In 2006, NATO allies set a target to spend 2% of Gross Domestic Product on defence. The UK oftens meets this target but when reporting its defence expenditure to NATO, the UK now includes several items of expenditure which had not previously been included.

IISS director general John Chipman said:

“In 2016, only two European Nato states – Greece and Estonia – met the aim to spend 2 per cent of their GDP on defence, down from four European states that met this measure in 2015. The UK dipped slightly below this at 1.98 per cent, as its economy grew faster in 2016 than its defence spending.

“Nonetheless, the UK remained the only European state in the world’s top five defence spenders in 2016. If all Nato European countries were in 2016 to have met this 2 per cent of GDP target, their defence spending would have needed to rise by over 40 per cent.”

Recently, Labour MP Wayne David claimed that the 2% target was being met including retired personnel’s pensions, the government have so far declined to comment on this.

The United States has repeatedly called on European allies to contribute more and in recent years NATO’s Secretary General described declining European defence budgets as unsustainable when compared with increased Russian spending on its military.

3 COMMENTS

  1. The 2% target is clearly non-science, only a handful of countries make it and so we should forget about it and focus on capability.

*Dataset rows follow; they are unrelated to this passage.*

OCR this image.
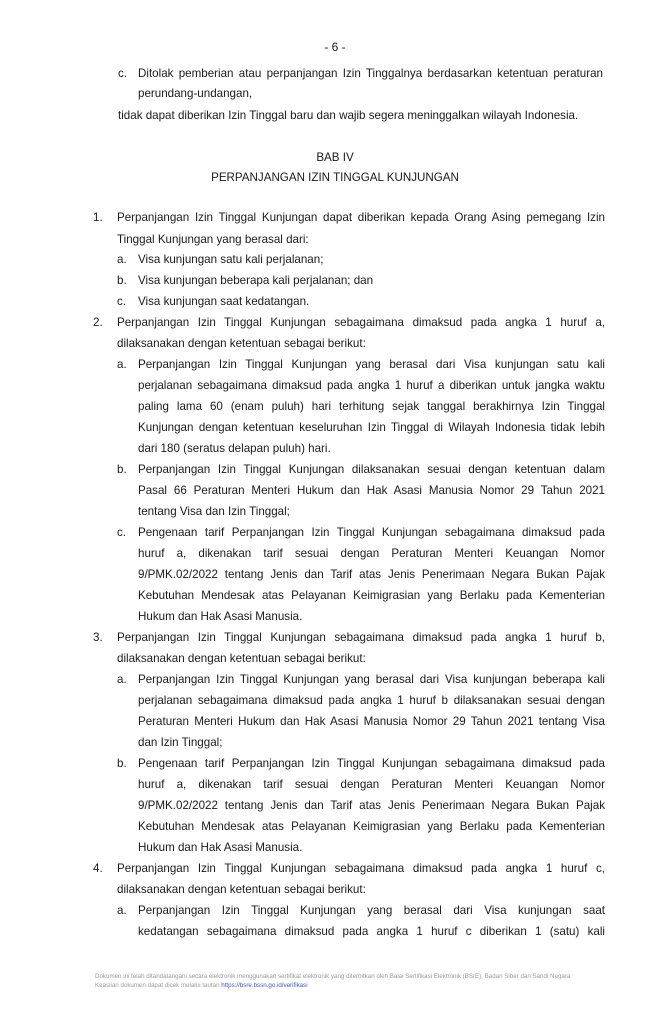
- 6 -
c. Ditolak pemberian atau perpanjangan Izin Tinggalnya berdasarkan ketentuan peraturan
perundang-undangan,
tidak dapat diberikan Izin Tinggal baru dan wajib segera meninggalkan wilayah Indonesia.
BAB IV
PERPANJANGAN IZIN TINGGAL KUNJUNGAN
1. Perpanjangan Izin Tinggal Kunjungan dapat diberikan kepada Orang Asing pemegang Izin
Tinggal Kunjungan yang berasal dari:
a. Visa kunjungan satu kali perjalanan;
b. Visa kunjungan beberapa kali perjalanan; dan
c. Visa kunjungan saat kedatangan.
2. Perpanjangan Izin Tinggal Kunjungan sebagaimana dimaksud pada angka 1 huruf a,
dilaksanakan dengan ketentuan sebagai berikut:
a. Perpanjangan Izin Tinggal Kunjungan yang berasal dari Visa kunjungan satu kali
perjalanan sebagaimana dimaksud pada angka 1 huruf a diberikan untuk jangka waktu
paling lama 60 (enam puluh) hari terhitung sejak tanggal berakhirnya Izin Tinggal
Kunjungan dengan ketentuan keseluruhan Izin Tinggal di Wilayah Indonesia tidak lebih
dari 180 (seratus delapan puluh) hari.
b. Perpanjangan Izin Tinggal Kunjungan dilaksanakan sesuai dengan ketentuan dalam
Pasal 66 Peraturan Menteri Hukum dan Hak Asasi Manusia Nomor 29 Tahun 2021
tentang Visa dan Izin Tinggal;
c. Pengenaan tarif Perpanjangan Izin Tinggal Kunjungan sebagaimana dimaksud pada
huruf a, dikenakan tarif sesuai dengan Peraturan Menteri Keuangan Nomor
9/PMK.02/2022 tentang Jenis dan Tarif atas Jenis Penerimaan Negara Bukan Pajak
Kebutuhan Mendesak atas Pelayanan Keimigrasian yang Berlaku pada Kementerian
Hukum dan Hak Asasi Manusia.
3. Perpanjangan Izin Tinggal Kunjungan sebagaimana dimaksud pada angka 1 huruf b,
dilaksanakan dengan ketentuan sebagai berikut:
a. Perpanjangan Izin Tinggal Kunjungan yang berasal dari Visa kunjungan beberapa kali
perjalanan sebagaimana dimaksud pada angka 1 huruf b dilaksanakan sesuai dengan
Peraturan Menteri Hukum dan Hak Asasi Manusia Nomor 29 Tahun 2021 tentang Visa
dan Izin Tinggal;
b. Pengenaan tarif Perpanjangan Izin Tinggal Kunjungan sebagaimana dimaksud pada
huruf a, dikenakan tarif sesuai dengan Peraturan Menteri Keuangan Nomor
9/PMK.02/2022 tentang Jenis dan Tarif atas Jenis Penerimaan Negara Bukan Pajak
Kebutuhan Mendesak atas Pelayanan Keimigrasian yang Berlaku pada Kementerian
Hukum dan Hak Asasi Manusia.
4. Perpanjangan Izin Tinggal Kunjungan sebagaimana dimaksud pada angka 1 huruf c,
dilaksanakan dengan ketentuan sebagai berikut:
a. Perpanjangan Izin Tinggal Kunjungan yang berasal dari Visa kunjungan saat
kedatangan sebagaimana dimaksud pada angka 1 huruf c diberikan 1 (satu) kali
Dokumen ini telah ditandatangani secara elektronik menggunakan sertifikat elektronik yang diterbitkan oleh Balai Sertifikasi Elektronik (BSrE), Badan Siber dan Sandi Negara
Keaslian dokumen dapat dicek melalui tautan https://bsre.bssn.go.id/verifikasi
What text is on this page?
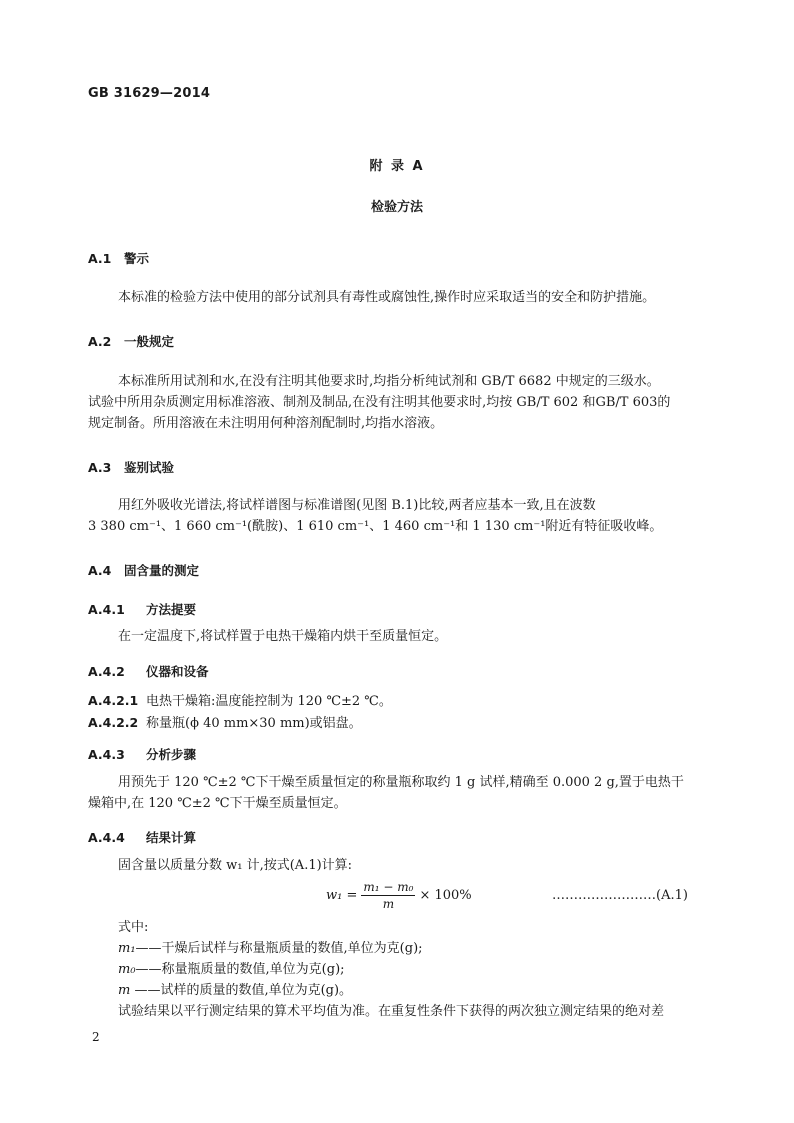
GB 31629—2014
附 录 A
检验方法
A.1 警示
本标准的检验方法中使用的部分试剂具有毒性或腐蚀性,操作时应采取适当的安全和防护措施。
A.2 一般规定
本标准所用试剂和水,在没有注明其他要求时,均指分析纯试剂和 GB/T 6682 中规定的三级水。
试验中所用杂质测定用标准溶液、制剂及制品,在没有注明其他要求时,均按 GB/T 602 和GB/T 603的
规定制备。所用溶液在未注明用何种溶剂配制时,均指水溶液。
A.3 鉴别试验
用红外吸收光谱法,将试样谱图与标准谱图(见图 B.1)比较,两者应基本一致,且在波数
3 380 cm⁻¹、1 660 cm⁻¹(酰胺)、1 610 cm⁻¹、1 460 cm⁻¹和 1 130 cm⁻¹附近有特征吸收峰。
A.4 固含量的测定
A.4.1 方法提要
在一定温度下,将试样置于电热干燥箱内烘干至质量恒定。
A.4.2 仪器和设备
A.4.2.1 电热干燥箱:温度能控制为 120 ℃±2 ℃。
A.4.2.2 称量瓶(ϕ 40 mm×30 mm)或铝盘。
A.4.3 分析步骤
用预先于 120 ℃±2 ℃下干燥至质量恒定的称量瓶称取约 1 g 试样,精确至 0.000 2 g,置于电热干
燥箱中,在 120 ℃±2 ℃下干燥至质量恒定。
A.4.4 结果计算
固含量以质量分数 w₁ 计,按式(A.1)计算:
$w_1 = \frac{\text{m₁ − m₀}}{m} \times 100\%$	……………………(A.1)
式中:
m₁——干燥后试样与称量瓶质量的数值,单位为克(g);
m₀——称量瓶质量的数值,单位为克(g);
m ——试样的质量的数值,单位为克(g)。
试验结果以平行测定结果的算术平均值为准。在重复性条件下获得的两次独立测定结果的绝对差
2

It seems the government is spending way too much time focusing on fudging figures to say its making this fake target (and i suspect we are not alone and all other nato countries are doing the same). I would rather the debate around capability rather than constantly this stupid figure.

    If there was a set way to calculate it, we could compare country vs country, but clearly its heavily open to interpretation and so non-sense.

    • Good reply. We need to decide what we want to do based on a foreign policy that is cohesive. No matter how small or how large our commitment the defence budget should be about making sure that we have the finest equipment for what we have decided to achieve, not the other way around.